Advanced Search¶
Charset Normalizer method from_bytes, from_fp and from_path provide some
optional parameters that can be tweaked.
As follow
from charset_normalizer import from_bytes
my_byte_str = 'Bсеки човек има право на образование.'.encode('cp1251')
results = from_bytes(
my_byte_str,
steps=10, # Number of steps/block to extract from my_byte_str
chunk_size=512, # Set block size of each extraction
threshold=0.2, # Maximum amount of chaos allowed on first pass
cp_isolation=None, # Finite list of encoding to use when searching for a match
cp_exclusion=None, # Finite list of encoding to avoid when searching for a match
preemptive_behaviour=True, # Determine if we should look into my_byte_str (ASCII-Mode) for pre-defined encoding
explain=False, # Print on screen what is happening when searching for a match
language_threshold=0.1 # Minimum coherence ratio / language ratio match accepted
)
Using CharsetMatches¶
Here, results is a CharsetMatches object. It behave like a list but does not implements all related methods.

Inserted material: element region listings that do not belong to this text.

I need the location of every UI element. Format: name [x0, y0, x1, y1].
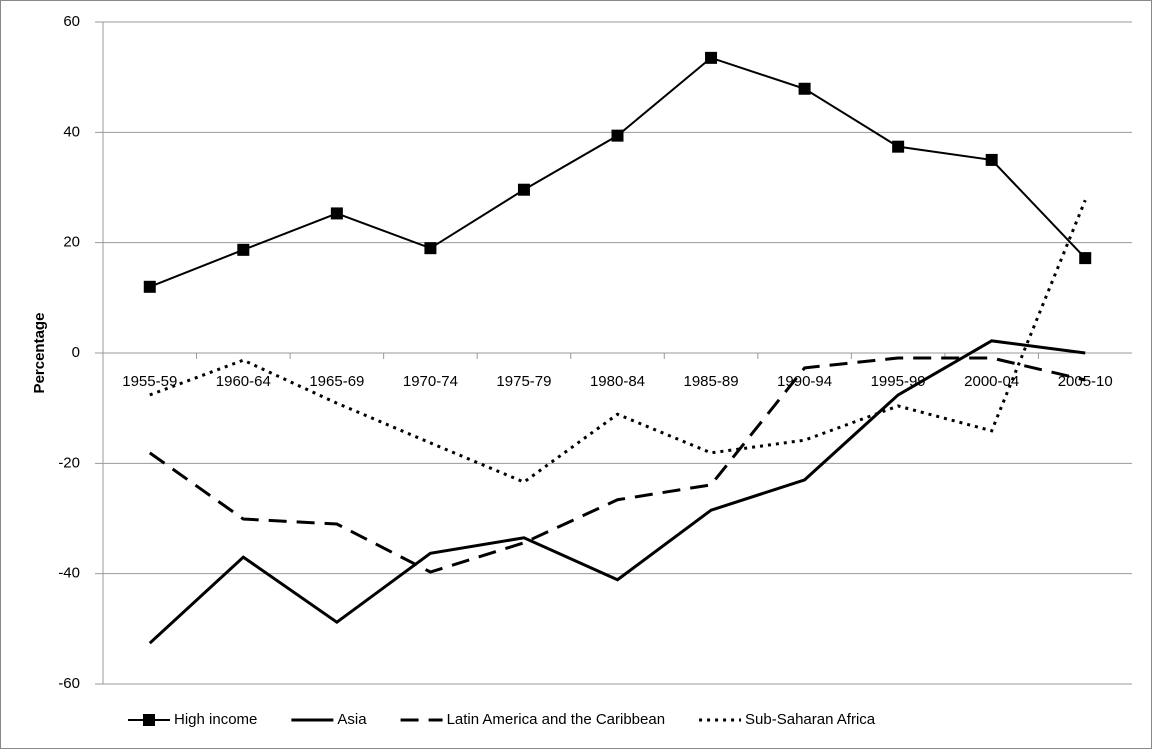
point-marker — [143, 280, 156, 293]
point-marker — [985, 153, 998, 166]
point-marker — [424, 242, 437, 255]
point-marker — [892, 140, 905, 153]
point-marker — [798, 82, 811, 95]
series-line — [148, 356, 1086, 574]
point-marker — [237, 243, 250, 256]
legend-label: High income — [174, 711, 257, 728]
x-tick-label: 1990-94 — [777, 373, 832, 390]
x-tick-label: 2000-04 — [964, 373, 1019, 390]
series-line — [149, 199, 1087, 484]
y-tick-label: 60 — [63, 13, 80, 30]
point-marker — [611, 129, 624, 142]
y-tick-label: 0 — [72, 344, 80, 361]
x-tick-label: 1975-79 — [496, 373, 551, 390]
point-marker — [330, 207, 343, 220]
y-tick-label: 20 — [63, 234, 80, 251]
y-tick-label: -40 — [58, 565, 80, 582]
y-axis-label: Percentage — [31, 313, 48, 394]
x-tick-label: 1995-99 — [871, 373, 926, 390]
y-tick-label: -20 — [58, 454, 80, 471]
point-marker — [1079, 252, 1092, 265]
legend-label: Asia — [337, 711, 367, 728]
x-tick-label: 1955-59 — [122, 373, 177, 390]
x-tick-label: 1960-64 — [216, 373, 271, 390]
x-tick-label: 1980-84 — [590, 373, 645, 390]
legend-label: Sub-Saharan Africa — [745, 711, 876, 728]
x-tick-label: 1965-69 — [309, 373, 364, 390]
y-tick-label: 40 — [63, 123, 80, 140]
legend-marker — [143, 714, 155, 726]
x-tick-label: 1985-89 — [684, 373, 739, 390]
x-tick-label: 2005-10 — [1058, 373, 1113, 390]
series-line — [148, 339, 1086, 645]
legend-label: Latin America and the Caribbean — [447, 711, 665, 728]
point-marker — [705, 51, 718, 64]
point-marker — [517, 183, 530, 196]
y-tick-label: -60 — [58, 675, 80, 692]
x-tick-label: 1970-74 — [403, 373, 458, 390]
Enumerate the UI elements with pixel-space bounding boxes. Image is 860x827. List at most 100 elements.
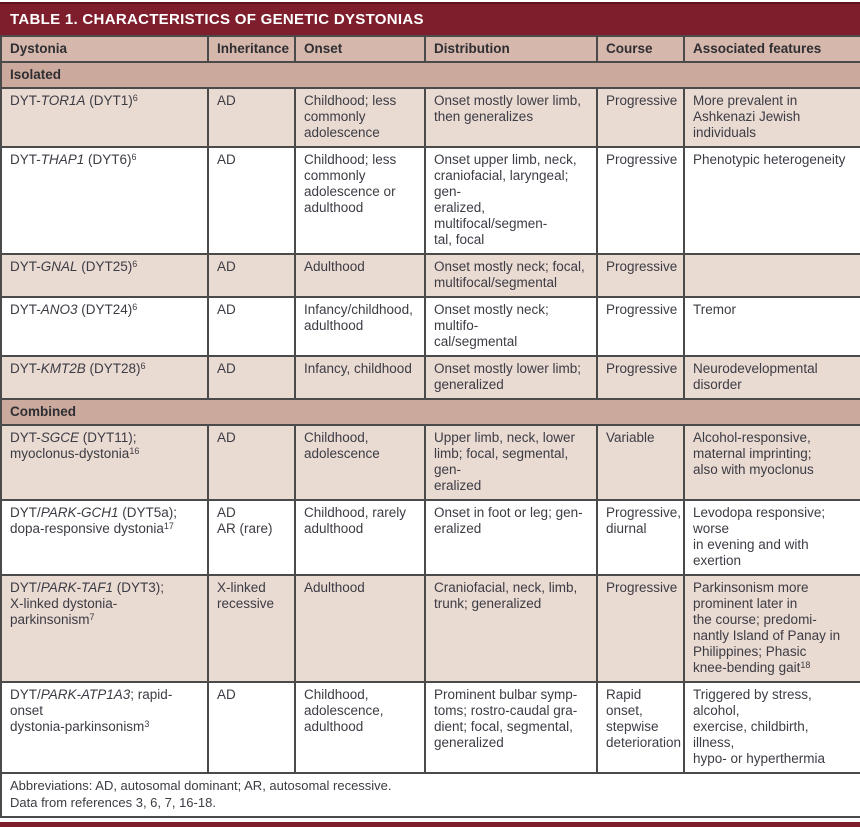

Initially, it is sorted. Calling best() is sufficient to extract the most probable result.
- class charset_normalizer.CharsetMatches(results: list[CharsetMatch] | None = None)[source]¶
Container with every CharsetMatch items ordered by default from most probable to the less one. Act like a list(iterable) but does not implements all related methods.
- append(item: CharsetMatch) None[source]¶
Insert a single match. Will be inserted accordingly to preserve sort. Can be inserted as a submatch.
- best() CharsetMatch | None[source]¶
Simply return the first match. Strict equivalent to matches[0].
- first() CharsetMatch | None[source]¶
Redundant method, call the method best(). Kept for BC reasons.
List behaviour¶
Like said earlier, CharsetMatches object behave like a list.
# Call len on results also work if not results: print('No match for your sequence') # Iterate over results like a list for match in results: print(match.encoding, 'can decode properly your sequence using', match.alphabets, 'and language', match.language) # Using index to access results if results: print(str(results[0]))
Using best()¶
Like said above, CharsetMatches object behave like a list and it is sorted by default after getting results from
from_bytes, from_fp or from_path.
Using best() return the most probable result, the first entry of the list. Eg. idx 0.
It return a CharsetMatch object as return value or None if there is not results inside it.
result = results.best()
Calling first()¶
The very same thing than calling the method best().
Class aliases¶
CharsetMatches is also known as CharsetDetector, CharsetDoctor and CharsetNormalizerMatches.
It is useful if you prefer short class name.
Verbose output¶
You may want to understand why a specific encoding was not picked by charset_normalizer. All you have to do is passing
explain to True when using methods from_bytes, from_fp or from_path.